Paul didn't so much reject, or forget, his past as he simply handled his past appropriately; separating himself from it to some degree. He defined his new self as opposed to his old self. We see a similar idea in Hebrews 6:1 as the Hebrew writer tells us to leave elementary doctrines of Christ and go on to maturity.
The idea isn't to completely forget the basic doctrines of Christ but to use them as a foundation for greater things. I believe this is part of what Paul is saying to us in Philippians. He refused to let his dark persecuting past define him as unfit for the Grace of God. Neither did he allow his success, even in suffering, to define any sort of greatness in him as a Christian. His point is simply to press on. Move towards the mark; the mark he describes as attaining the resurrection of the dead, the goal of fellowship in suffering, the goal of being like Christ.

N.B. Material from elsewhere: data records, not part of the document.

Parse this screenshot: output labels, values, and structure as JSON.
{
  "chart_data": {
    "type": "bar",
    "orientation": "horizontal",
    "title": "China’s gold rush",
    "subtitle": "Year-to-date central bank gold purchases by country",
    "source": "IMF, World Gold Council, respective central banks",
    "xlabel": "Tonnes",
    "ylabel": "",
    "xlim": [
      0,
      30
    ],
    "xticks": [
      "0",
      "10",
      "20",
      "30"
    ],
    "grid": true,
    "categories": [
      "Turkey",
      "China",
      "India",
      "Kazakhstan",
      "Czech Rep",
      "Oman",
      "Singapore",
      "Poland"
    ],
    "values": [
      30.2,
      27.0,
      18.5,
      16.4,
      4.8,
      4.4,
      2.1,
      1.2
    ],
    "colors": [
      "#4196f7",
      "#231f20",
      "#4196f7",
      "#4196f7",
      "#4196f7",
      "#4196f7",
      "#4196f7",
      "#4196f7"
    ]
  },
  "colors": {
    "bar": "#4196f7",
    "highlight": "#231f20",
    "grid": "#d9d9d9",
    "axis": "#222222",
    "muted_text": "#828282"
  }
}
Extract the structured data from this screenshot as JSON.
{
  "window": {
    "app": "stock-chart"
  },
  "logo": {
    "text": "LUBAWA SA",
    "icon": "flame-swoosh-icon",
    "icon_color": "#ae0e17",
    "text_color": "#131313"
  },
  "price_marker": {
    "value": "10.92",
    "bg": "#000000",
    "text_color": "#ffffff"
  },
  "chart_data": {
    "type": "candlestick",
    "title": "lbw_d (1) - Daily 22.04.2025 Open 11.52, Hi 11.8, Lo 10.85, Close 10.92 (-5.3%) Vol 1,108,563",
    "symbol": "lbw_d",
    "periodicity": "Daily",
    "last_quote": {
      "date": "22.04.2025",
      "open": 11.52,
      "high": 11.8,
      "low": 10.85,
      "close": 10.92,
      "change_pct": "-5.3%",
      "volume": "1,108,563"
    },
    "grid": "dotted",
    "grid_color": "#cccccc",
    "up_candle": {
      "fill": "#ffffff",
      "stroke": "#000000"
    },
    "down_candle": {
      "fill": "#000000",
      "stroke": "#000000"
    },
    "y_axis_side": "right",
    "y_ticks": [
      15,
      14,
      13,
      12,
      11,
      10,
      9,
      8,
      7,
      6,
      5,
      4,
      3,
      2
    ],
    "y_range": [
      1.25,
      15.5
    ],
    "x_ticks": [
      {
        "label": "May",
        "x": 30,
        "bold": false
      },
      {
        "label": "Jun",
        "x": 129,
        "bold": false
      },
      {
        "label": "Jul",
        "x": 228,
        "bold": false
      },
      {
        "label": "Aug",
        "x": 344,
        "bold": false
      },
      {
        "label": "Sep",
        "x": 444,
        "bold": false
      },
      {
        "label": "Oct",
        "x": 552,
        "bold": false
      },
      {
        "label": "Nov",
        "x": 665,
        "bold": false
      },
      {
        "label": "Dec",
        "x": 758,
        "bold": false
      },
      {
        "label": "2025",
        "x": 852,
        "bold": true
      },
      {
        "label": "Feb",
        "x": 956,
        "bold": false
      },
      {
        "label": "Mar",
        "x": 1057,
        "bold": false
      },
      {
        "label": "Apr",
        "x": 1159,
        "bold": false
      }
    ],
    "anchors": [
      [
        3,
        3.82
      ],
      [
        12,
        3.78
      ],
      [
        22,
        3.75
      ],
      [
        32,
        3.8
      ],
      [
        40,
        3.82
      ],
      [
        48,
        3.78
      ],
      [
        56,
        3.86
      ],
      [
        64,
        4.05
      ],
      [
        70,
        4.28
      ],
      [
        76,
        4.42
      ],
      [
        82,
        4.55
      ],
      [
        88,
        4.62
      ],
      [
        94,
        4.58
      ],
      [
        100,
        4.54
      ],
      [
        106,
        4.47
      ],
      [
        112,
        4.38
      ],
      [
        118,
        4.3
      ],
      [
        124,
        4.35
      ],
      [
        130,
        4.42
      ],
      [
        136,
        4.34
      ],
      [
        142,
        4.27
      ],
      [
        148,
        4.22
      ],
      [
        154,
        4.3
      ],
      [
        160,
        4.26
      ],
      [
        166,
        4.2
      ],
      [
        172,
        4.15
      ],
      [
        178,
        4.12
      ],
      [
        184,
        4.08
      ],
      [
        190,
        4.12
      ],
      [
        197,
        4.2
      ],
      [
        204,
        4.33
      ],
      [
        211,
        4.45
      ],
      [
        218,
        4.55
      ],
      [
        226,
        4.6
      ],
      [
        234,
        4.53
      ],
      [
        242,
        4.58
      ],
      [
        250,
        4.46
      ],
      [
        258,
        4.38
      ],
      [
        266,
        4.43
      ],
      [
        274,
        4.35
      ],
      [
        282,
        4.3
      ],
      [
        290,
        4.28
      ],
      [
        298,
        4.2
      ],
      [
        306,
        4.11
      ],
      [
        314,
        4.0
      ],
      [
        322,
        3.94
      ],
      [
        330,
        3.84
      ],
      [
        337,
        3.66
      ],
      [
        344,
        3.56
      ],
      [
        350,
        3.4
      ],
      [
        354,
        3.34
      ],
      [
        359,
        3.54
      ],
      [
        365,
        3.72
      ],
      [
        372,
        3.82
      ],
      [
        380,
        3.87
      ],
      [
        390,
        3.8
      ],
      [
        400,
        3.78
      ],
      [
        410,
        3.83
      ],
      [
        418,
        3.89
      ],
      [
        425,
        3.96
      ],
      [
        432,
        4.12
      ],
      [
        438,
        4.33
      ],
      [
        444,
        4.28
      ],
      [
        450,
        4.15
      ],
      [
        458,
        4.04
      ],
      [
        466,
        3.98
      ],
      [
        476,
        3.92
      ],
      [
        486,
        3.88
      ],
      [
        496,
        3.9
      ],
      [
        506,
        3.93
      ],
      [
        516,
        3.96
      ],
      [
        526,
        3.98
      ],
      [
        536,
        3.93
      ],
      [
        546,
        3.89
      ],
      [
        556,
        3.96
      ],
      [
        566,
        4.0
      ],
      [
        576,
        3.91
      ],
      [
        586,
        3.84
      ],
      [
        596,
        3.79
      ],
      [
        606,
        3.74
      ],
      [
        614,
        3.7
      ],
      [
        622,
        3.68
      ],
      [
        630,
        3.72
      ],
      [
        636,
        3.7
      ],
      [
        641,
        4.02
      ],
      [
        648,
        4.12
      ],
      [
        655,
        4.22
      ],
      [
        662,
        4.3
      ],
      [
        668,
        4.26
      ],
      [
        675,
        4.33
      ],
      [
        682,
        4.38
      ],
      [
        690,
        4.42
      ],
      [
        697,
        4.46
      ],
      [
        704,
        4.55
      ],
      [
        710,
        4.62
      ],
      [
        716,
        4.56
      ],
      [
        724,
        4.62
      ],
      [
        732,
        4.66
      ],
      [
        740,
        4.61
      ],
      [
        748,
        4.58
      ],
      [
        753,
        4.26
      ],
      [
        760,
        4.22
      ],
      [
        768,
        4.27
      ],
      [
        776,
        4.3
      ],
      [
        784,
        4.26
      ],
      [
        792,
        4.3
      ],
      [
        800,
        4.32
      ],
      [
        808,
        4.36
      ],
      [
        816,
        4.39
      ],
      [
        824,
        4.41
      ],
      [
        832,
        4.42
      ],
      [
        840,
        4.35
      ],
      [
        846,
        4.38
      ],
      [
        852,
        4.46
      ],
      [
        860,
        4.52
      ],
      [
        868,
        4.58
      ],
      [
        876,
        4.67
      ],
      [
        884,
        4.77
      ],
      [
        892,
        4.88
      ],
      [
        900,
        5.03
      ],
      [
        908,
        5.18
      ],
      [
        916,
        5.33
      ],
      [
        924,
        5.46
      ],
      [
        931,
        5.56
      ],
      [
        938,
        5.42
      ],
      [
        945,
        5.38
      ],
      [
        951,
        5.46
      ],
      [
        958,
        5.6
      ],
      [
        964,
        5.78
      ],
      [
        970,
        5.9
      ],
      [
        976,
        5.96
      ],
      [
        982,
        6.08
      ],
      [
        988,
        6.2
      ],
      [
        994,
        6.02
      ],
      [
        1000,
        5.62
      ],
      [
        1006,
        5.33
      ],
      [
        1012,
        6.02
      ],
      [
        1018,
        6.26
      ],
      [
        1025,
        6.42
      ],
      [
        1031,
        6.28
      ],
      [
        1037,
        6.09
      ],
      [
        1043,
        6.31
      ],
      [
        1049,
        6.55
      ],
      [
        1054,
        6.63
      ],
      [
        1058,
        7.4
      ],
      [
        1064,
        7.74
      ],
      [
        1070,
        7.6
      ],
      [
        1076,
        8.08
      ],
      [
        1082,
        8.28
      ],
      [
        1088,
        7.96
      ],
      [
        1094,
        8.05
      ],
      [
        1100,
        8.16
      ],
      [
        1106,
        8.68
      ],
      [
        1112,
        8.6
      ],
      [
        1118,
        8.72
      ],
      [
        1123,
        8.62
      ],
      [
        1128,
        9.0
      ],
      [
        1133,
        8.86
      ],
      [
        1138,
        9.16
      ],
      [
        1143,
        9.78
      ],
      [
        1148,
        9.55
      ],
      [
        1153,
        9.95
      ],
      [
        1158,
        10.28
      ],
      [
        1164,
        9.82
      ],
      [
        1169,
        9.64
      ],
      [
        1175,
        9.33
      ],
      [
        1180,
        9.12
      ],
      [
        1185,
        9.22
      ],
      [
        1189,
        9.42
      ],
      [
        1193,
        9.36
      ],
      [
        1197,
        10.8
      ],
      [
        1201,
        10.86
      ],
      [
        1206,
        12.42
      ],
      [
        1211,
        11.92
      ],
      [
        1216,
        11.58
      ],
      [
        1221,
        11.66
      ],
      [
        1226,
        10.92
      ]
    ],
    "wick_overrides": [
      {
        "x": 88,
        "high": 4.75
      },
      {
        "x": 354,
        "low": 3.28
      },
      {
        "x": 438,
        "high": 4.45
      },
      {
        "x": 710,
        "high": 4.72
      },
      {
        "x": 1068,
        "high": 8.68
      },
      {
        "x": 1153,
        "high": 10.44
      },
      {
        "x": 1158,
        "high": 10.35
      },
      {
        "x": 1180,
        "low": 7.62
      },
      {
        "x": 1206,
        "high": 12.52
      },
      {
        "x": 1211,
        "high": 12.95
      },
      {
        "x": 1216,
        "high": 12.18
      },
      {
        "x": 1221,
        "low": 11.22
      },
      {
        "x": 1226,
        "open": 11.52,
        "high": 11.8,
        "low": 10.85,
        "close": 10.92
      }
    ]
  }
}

Let us be careful of the "bootstrap theology" disguised as empowerment and self-worth. Our worth comes from Christ, not from anything we can muster or any experience in the past. Equally, our worth is not diminished by our past sin. Rafiki almost had it right, though I would argue there are other options. As we look at the sin in our past, we should find it disdainful and revolting, but we can't wallow in it. There is, therefore, now no condemnation for us who are in Christ.
By the same token, as we look at our past successes in the faith, we can't be swollen with pride in our accomplishments. I'm sure they were good times and I'm certain God mightily moved, but we have not yet attained that goal. We are still stretching with all we have to the goal; the goal of sharing in His resurrection and suffering; the goal of clearly reflecting His beautiful image.
So, forgetting those things means to disregard them in defining who we are. It means not to uphold them with undue glory, but to use them for a launching pad into greater things; into His image, character, and nature. I love the tension of scripture. Let us press toward the mark together.